Дмитрий Минченок - Дунаевский — красный Моцарт
— Братцы, погибаем! Погибаем! Пишем резолюцию. Люди умирают, а резолюции остаются!!!
"Одиссея" шла с огромным успехом, купить на неё билеты было невозможно — после первых спектаклей все распродали надолго вперёд. Основные лавры достались Смоличу, Черкасову и Массу с Эрдманом. Дунаевского, естественно, отметили, но это ещё не было настоящей славой. Зато внутри-театральный рейтинг композитора резко вырос. К нему стали обращаться за советом, его мнением интересовались. В его кабинет зачастили люди, чтобы попросту поболтать о жизни. Это был особый успех.

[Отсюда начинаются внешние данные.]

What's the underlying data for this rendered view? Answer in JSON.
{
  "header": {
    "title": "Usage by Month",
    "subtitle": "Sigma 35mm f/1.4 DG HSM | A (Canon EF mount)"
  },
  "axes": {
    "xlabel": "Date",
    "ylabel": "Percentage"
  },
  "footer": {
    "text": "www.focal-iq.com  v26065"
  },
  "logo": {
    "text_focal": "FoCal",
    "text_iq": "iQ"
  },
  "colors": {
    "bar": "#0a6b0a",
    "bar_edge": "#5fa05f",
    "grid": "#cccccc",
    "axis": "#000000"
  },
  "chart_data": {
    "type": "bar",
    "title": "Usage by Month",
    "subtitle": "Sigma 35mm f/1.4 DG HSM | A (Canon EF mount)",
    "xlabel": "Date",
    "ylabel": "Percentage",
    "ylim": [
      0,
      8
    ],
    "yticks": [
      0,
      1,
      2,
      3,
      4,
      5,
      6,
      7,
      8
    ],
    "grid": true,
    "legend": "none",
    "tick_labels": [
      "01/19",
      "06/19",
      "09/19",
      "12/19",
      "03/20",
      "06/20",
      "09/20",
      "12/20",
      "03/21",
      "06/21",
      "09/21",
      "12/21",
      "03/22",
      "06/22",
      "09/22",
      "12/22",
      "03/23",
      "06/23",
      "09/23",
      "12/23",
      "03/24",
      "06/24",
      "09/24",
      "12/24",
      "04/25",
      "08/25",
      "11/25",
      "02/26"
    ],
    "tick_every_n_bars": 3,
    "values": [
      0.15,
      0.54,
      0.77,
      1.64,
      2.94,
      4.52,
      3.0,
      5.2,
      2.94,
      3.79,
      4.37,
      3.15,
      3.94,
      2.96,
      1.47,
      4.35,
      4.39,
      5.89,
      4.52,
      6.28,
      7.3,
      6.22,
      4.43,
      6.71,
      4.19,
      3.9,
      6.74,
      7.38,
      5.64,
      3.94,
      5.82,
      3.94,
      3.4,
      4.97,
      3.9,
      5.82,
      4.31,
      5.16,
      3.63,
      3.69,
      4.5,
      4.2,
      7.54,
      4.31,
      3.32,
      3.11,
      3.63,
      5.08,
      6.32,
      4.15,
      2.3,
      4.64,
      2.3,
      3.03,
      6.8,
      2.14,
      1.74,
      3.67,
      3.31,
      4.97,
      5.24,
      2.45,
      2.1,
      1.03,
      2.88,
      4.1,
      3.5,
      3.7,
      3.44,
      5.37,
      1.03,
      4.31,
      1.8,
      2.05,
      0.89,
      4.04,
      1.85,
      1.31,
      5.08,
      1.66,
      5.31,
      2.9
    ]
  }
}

Идеи Дунаевского совпадали с теми новациями, которые Утёсов готовил в театре. Из вечера в вечер, прокатывая программу "Теа-джаза", он невольно задавался вопросом: а что будет дальше? Непременно надо было изобрести что-то такое, что не было бы эпигонством самого себя. Утёсову нравилась эффектная поза и неистребимое одесское "сделайте нам красиво". Перед разговором с Дунаевским он не спал полночи, готовя свою речь. Он любил экспромты, но считал, что они должны быть хорошо подготовлены.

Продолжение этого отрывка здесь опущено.